MGH Logo The need for urgent care now seems to be dependent on the race an individual belongs to. Experts from the Massachusetts General Hospital (MGH) claim that African-American and Hispanic patients with chest pain were less likely than white patients to require immediate care, despite a lack of significant differences in symptoms. The results were reported after considering factors such as whether patients arrived by ambulance or a day of the week.

According to the guidelines of American College of Cardiology and American Heart Association immediate electrocardiogram (ECG) examination should be conducted for any patient with chest pain. Previous investigations have displayed racial, ethnic and gender-based differences in patients with cardiac symptoms. These analyses have claimed that such patients can be provided with procedures like cardiac catheterization, angioplasty and coronary artery bypass surgery. In the current study, investigators inspected if initial, emergency-room triage decision which is a quick assessment to determine patients requiring immediate care than those who can wait.

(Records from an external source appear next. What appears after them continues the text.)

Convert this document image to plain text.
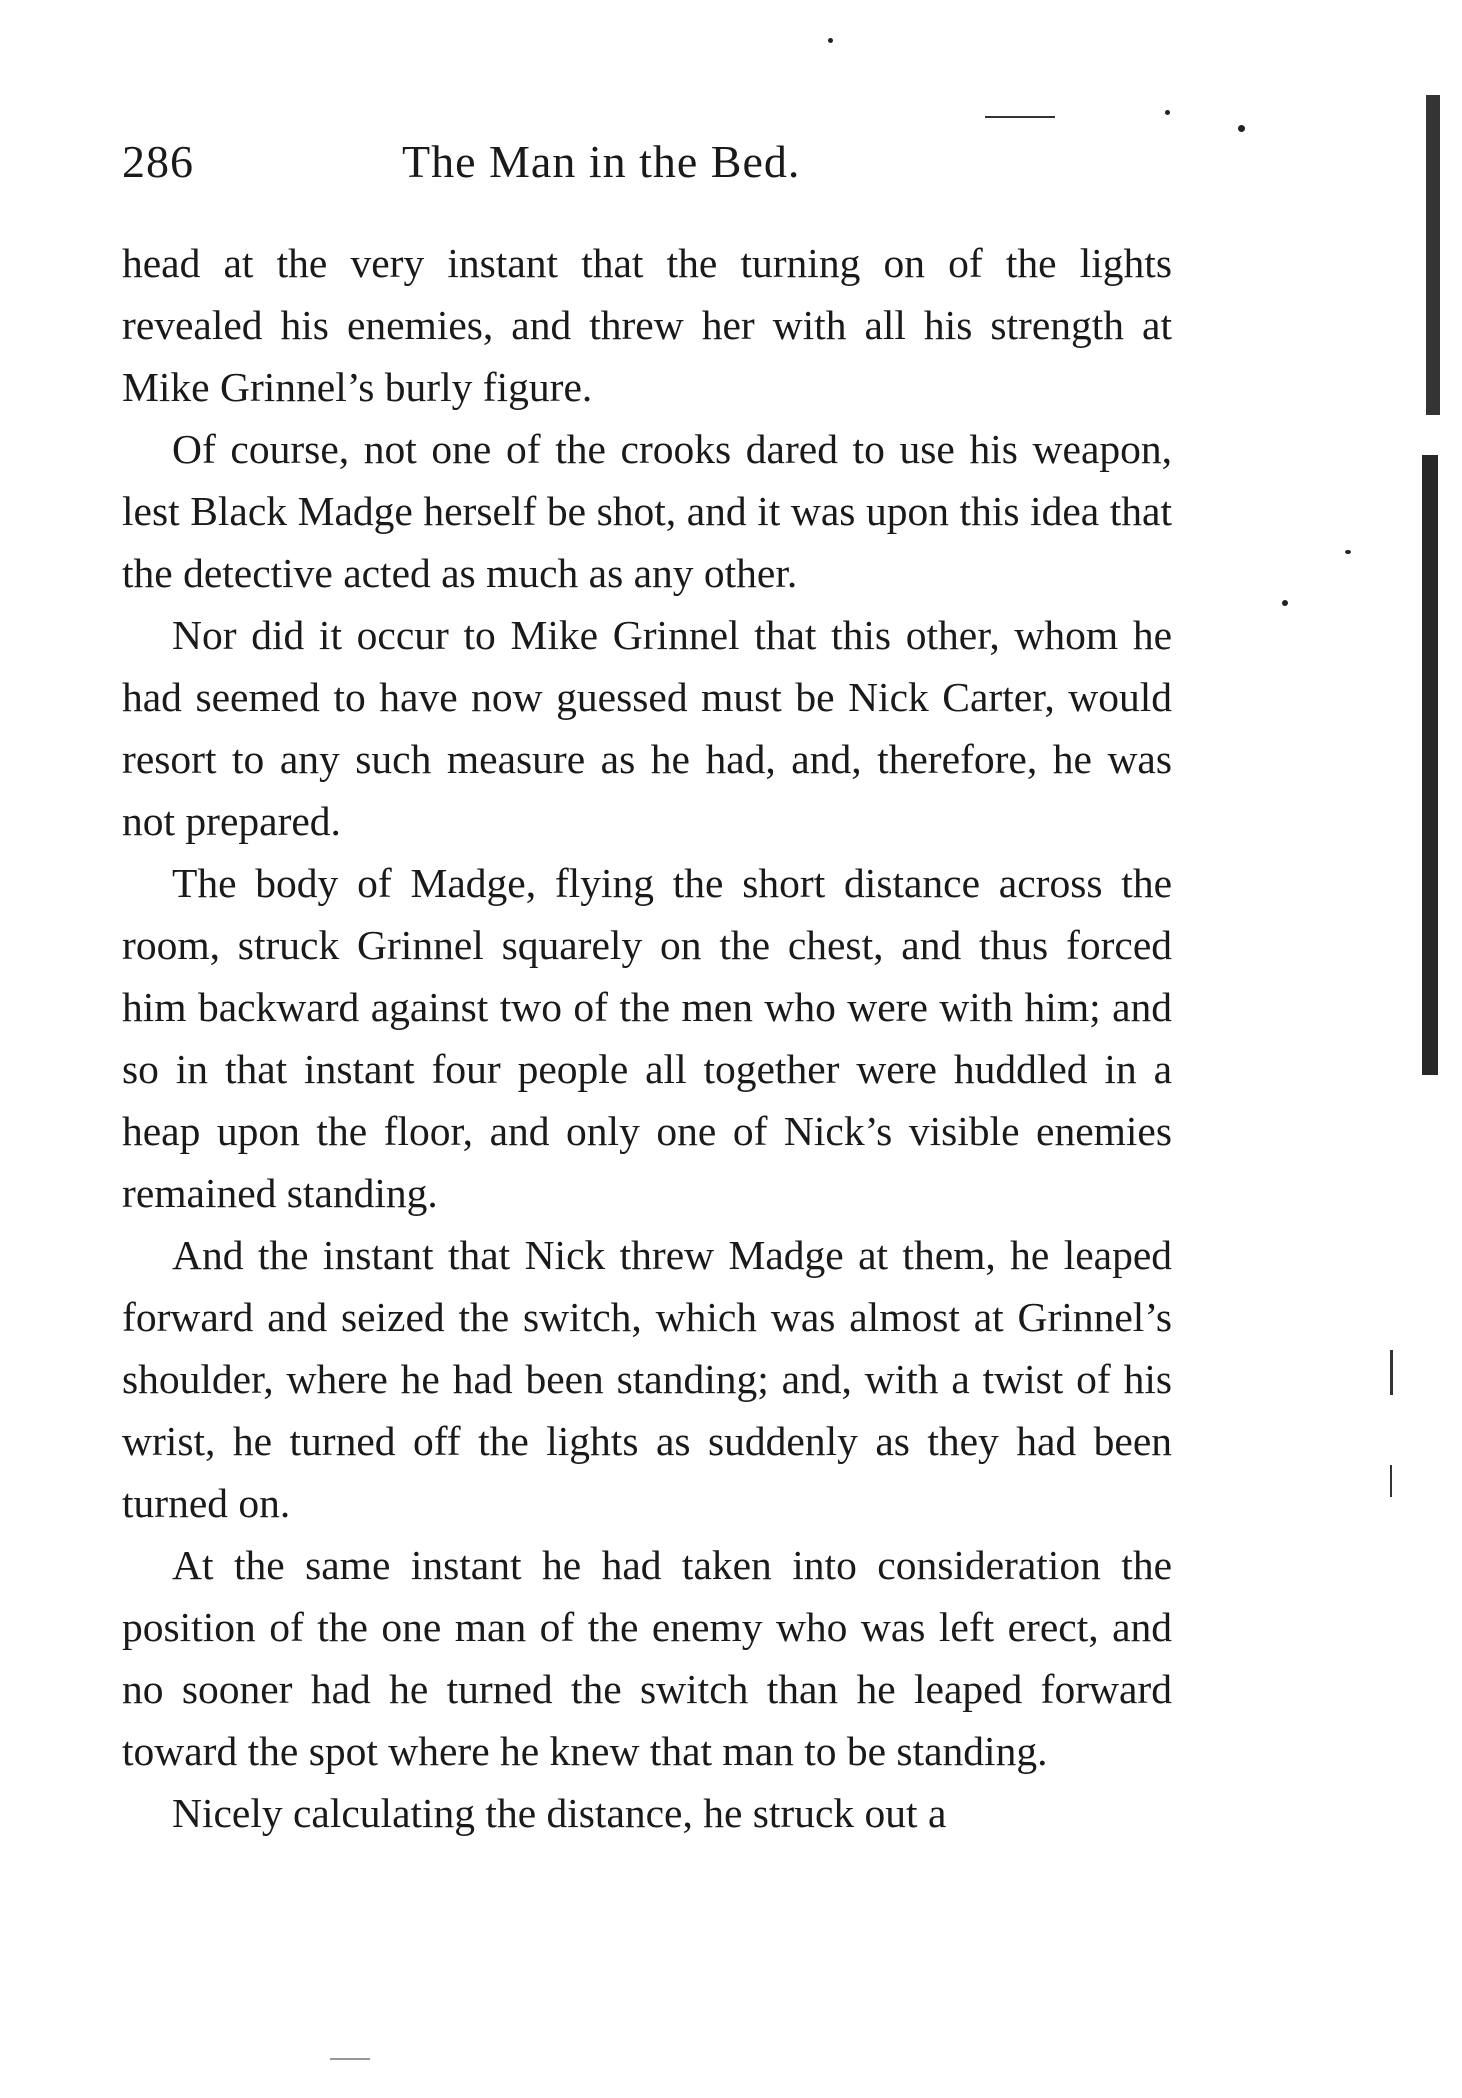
286	The Man in the Bed.

head at the very instant that the turning on of the lights revealed his enemies, and threw her with all his strength at Mike Grinnel’s burly figure.

Of course, not one of the crooks dared to use his weapon, lest Black Madge herself be shot, and it was upon this idea that the detective acted as much as any other.

Nor did it occur to Mike Grinnel that this other, whom he had seemed to have now guessed must be Nick Carter, would resort to any such measure as he had, and, therefore, he was not prepared.

The body of Madge, flying the short distance across the room, struck Grinnel squarely on the chest, and thus forced him backward against two of the men who were with him; and so in that instant four people all together were huddled in a heap upon the floor, and only one of Nick’s visible enemies remained standing.

And the instant that Nick threw Madge at them, he leaped forward and seized the switch, which was almost at Grinnel’s shoulder, where he had been standing; and, with a twist of his wrist, he turned off the lights as suddenly as they had been turned on.

At the same instant he had taken into consideration the position of the one man of the enemy who was left erect, and no sooner had he turned the switch than he leaped forward toward the spot where he knew that man to be standing.

Nicely calculating the distance, he struck out a
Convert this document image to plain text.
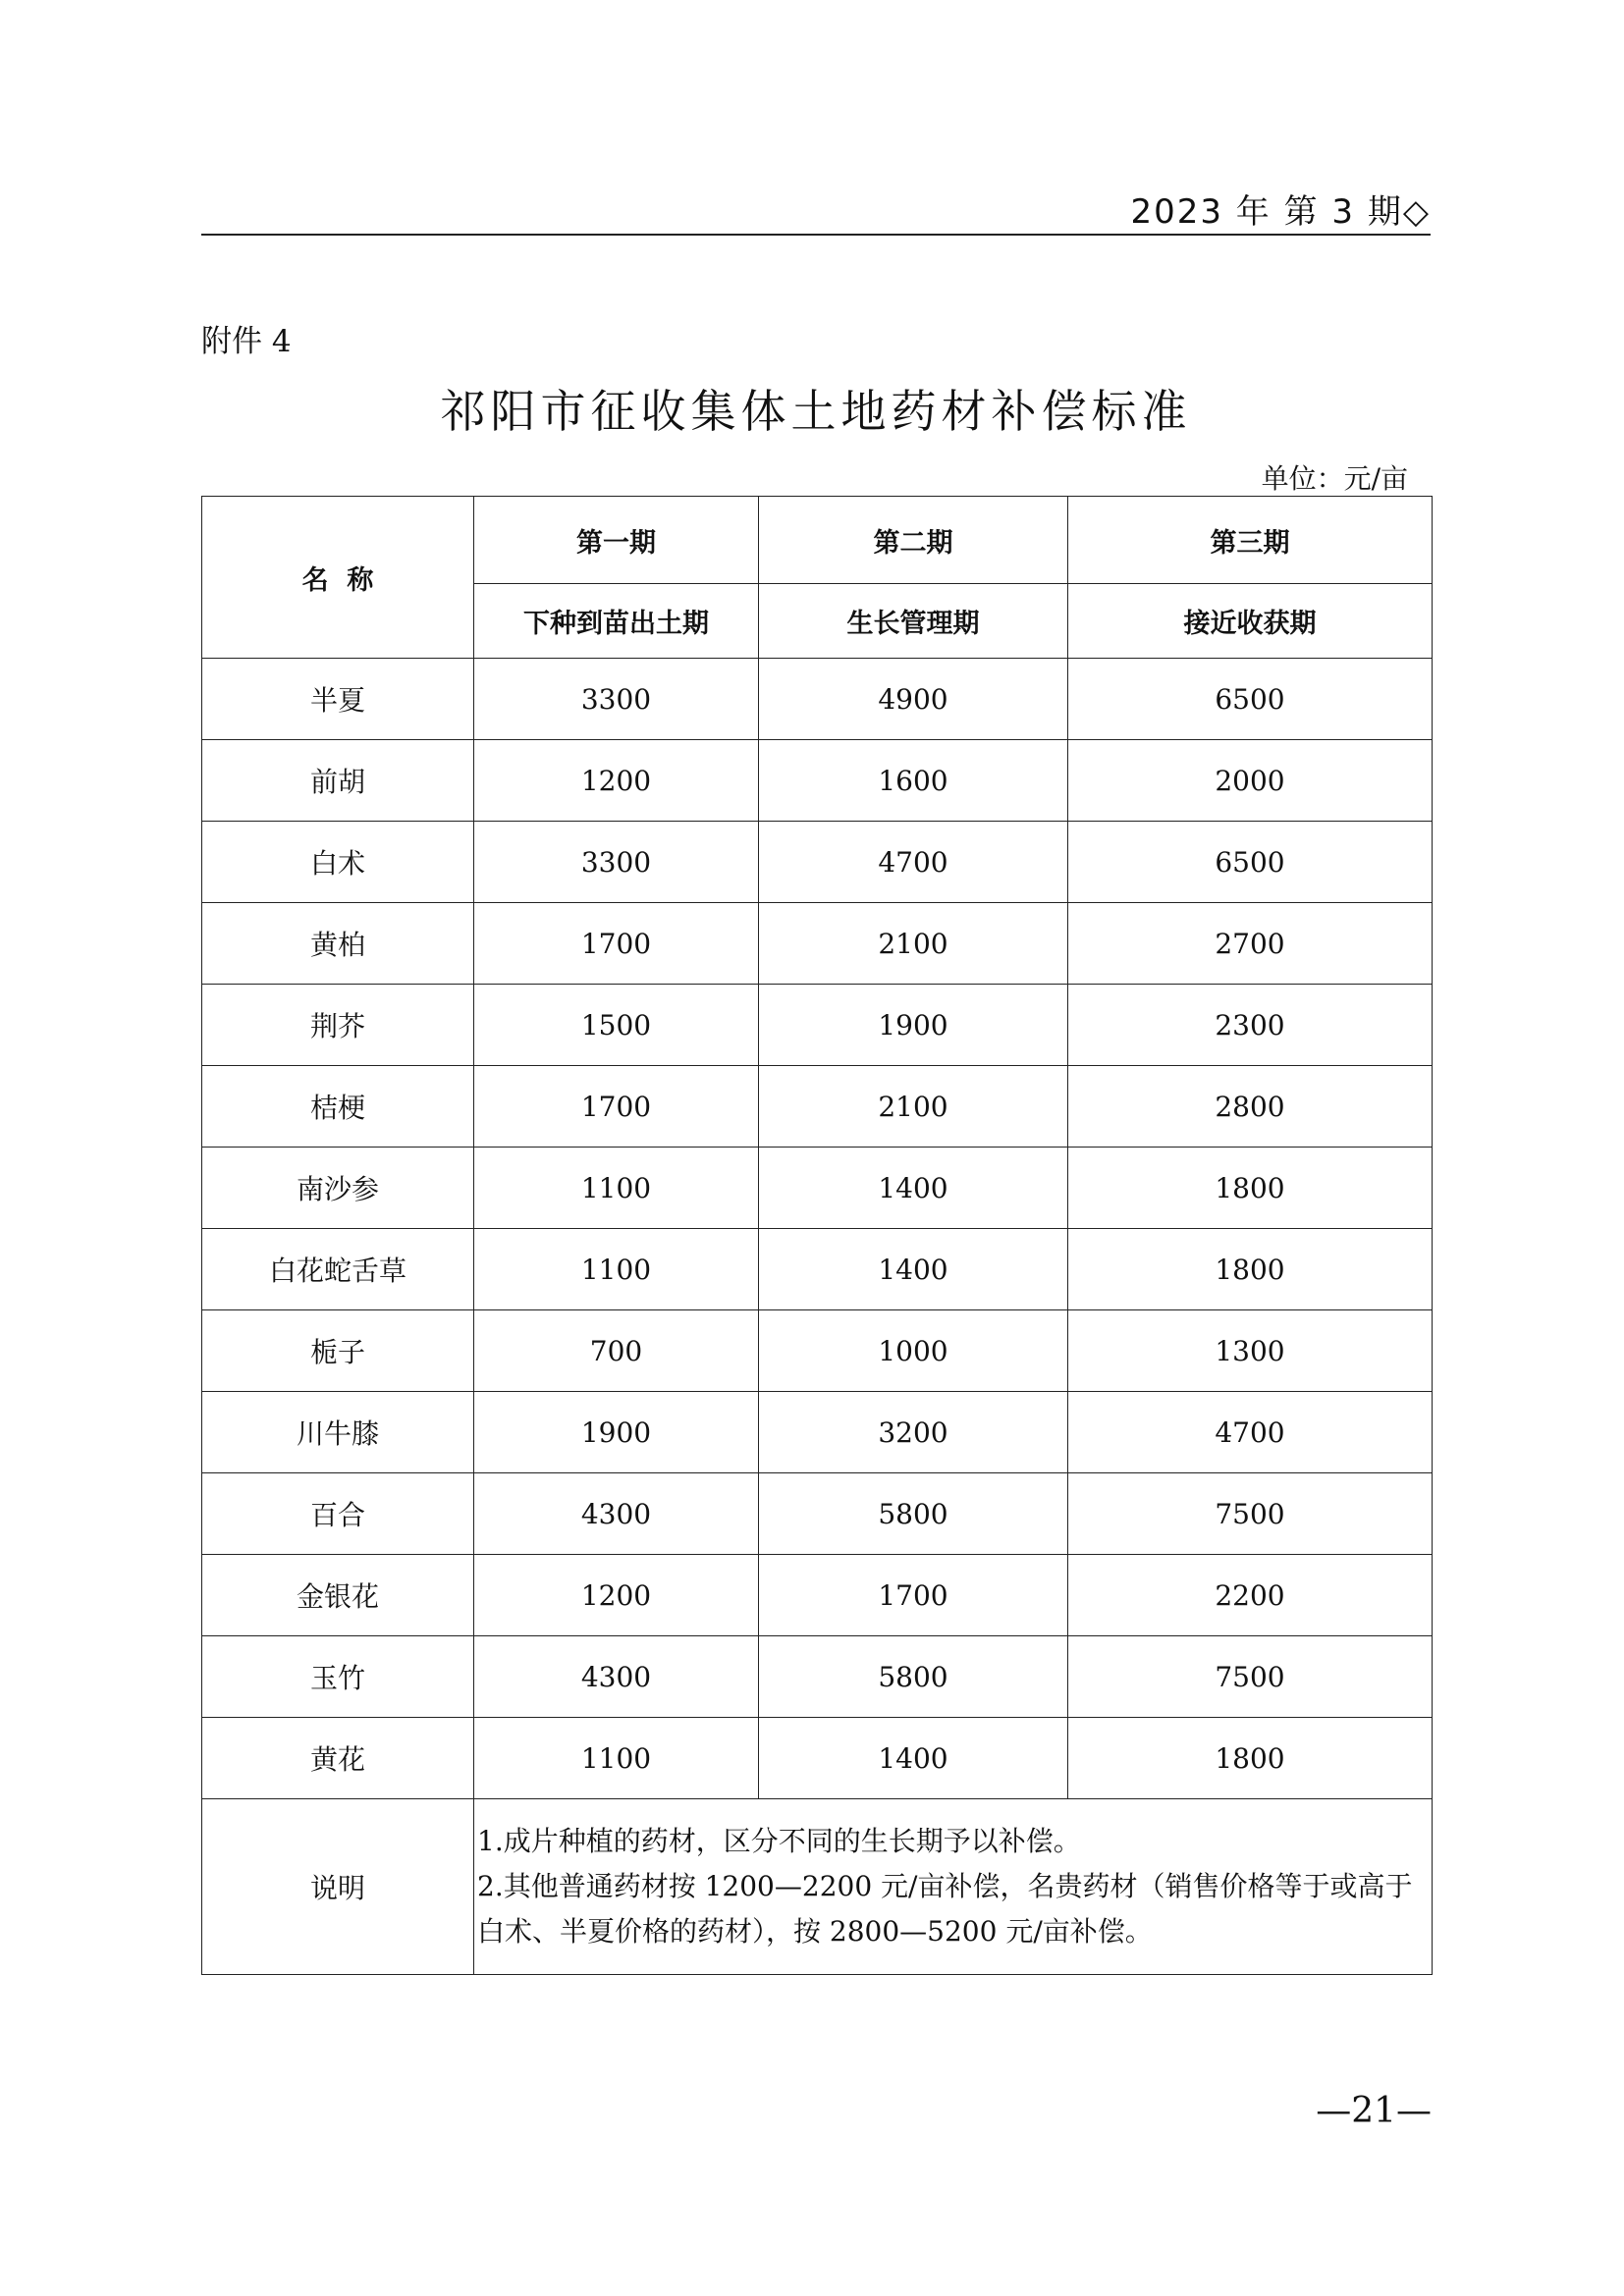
2023 年 第 3 期◇
附件 4
祁阳市征收集体土地药材补偿标准
单位：元/亩
名  称	第一期	第二期	第三期
	下种到苗出土期	生长管理期	接近收获期
半夏	3300	4900	6500
前胡	1200	1600	2000
白术	3300	4700	6500
黄柏	1700	2100	2700
荆芥	1500	1900	2300
桔梗	1700	2100	2800
南沙参	1100	1400	1800
白花蛇舌草	1100	1400	1800
栀子	700	1000	1300
川牛膝	1900	3200	4700
百合	4300	5800	7500
金银花	1200	1700	2200
玉竹	4300	5800	7500
黄花	1100	1400	1800
说明	1.成片种植的药材，区分不同的生长期予以补偿。

2.其他普通药材按 1200—2200 元/亩补偿，名贵药材（销售价格等于或高于白术、半夏价格的药材），按 2800—5200 元/亩补偿。		

—21—
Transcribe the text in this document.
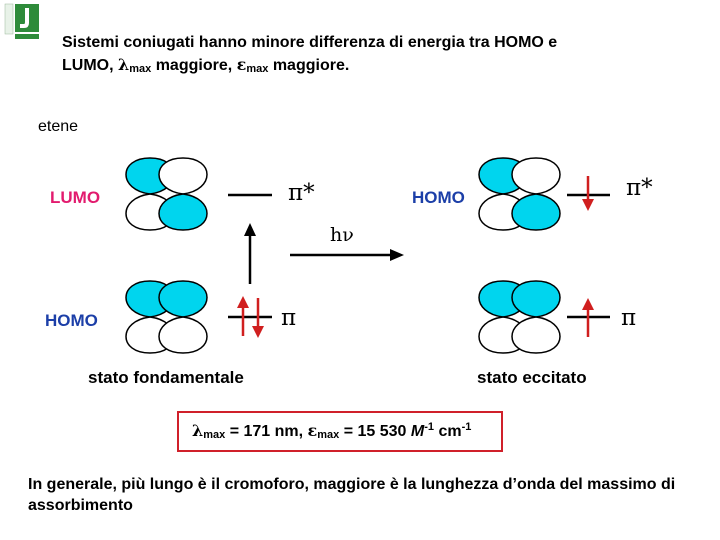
Sistemi coniugati hanno minore differenza di energia tra HOMO e
LUMO, $\lambda_{max}$ maggiore, $\varepsilon_{max}$ maggiore.
etene
LUMO
HOMO
HOMO
π*
π
π*
π
hν
stato fondamentale	stato eccitato
$\lambda_{max} = 171$ nm, $\varepsilon_{max} = 15$ 530 $M^{-1}$ $cm^{-1}$
In generale, più lungo è il cromoforo, maggiore è la lunghezza d’onda del massimo di assorbimento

Lenny Lopez, MD, MPH, of the Mongan Institute for Health Policy at MGH, the study’s lead author, affirmed, “In this first nationally representative sample of emergency room patients, we found persistant racial, gender and insurance-coverage based differences in triage categorization and cardiac testing. Emergency room triage is the critical step that determines the whole cascade of clinical decisons and testing that happens next, so if patients are misclassfied on arrival, they won’t receive the care they need when they need it.”

In the course of the study, scientists examined data accumulated by the National Hospital Ambulatory Health Care Survey of Emergency Departments (NHAMCS-ED). The information dated 1997-2006 and comprised age, gender, race/ethnicity and insurance status of patients coming to the surveyed hospital departments (EDs) with chest pain. Four triage categories are employed by the NHAMCS-ED. These groups may include emergent for patients who should be seen immediately, urgent for those who can wait 15 to 60 minutes, semi-urgent for patients who can wait one to two hours, and non-urgent for those who can wait two hours or longer.

Lopez quoted, “These differences in ED triage may be important drivers of disparities in testing, procedures and eventual outcomes. If you are misclassified at this first step, you’re less likely to get the ECG because your condition is not considered urgent. In the long term, you may have an even more severe heart attack that could have been prevented if intervention had occurred earlier. This is not an area of medicine where there is a lack of clarity about what we are supposed to do, so quality improvement strategies need to focus on 100 percent guideline-driven triage management for every single patient.”

During the present investigation, authors segregated patients into two categories that were classified as emergent, and those in the last two as non-emergent. The analysis encompassed a total sample of 235,000 ED visits over the 10-year period. From the patients approximately 22,000 reported chest pain or related symptoms namely tightness or burning in the chest area. It was observed that patients provided with an ED diagnosis of possible myocardial infarction (heart attack) had no major variations in initial symptoms between racial or ethnic groups.

A prior study had concluded that women eventually diagnosed with heart attack were less likely to report chest pain as compared to men. But in this study patients with chest pain appeared to have a racial disparity. It was claimed that African American and Hispanic patients are considerably less able to be triaged as emergent white patients. Experts also noted that African American and Hispanic patients and those who were uninsured or covered by Medicaid were less likely to receive basic cardiac testing procedures like ECG, cardiac monitoring or measurement of cardiac enzymes.

The study is published in Academic Emergency Medicine.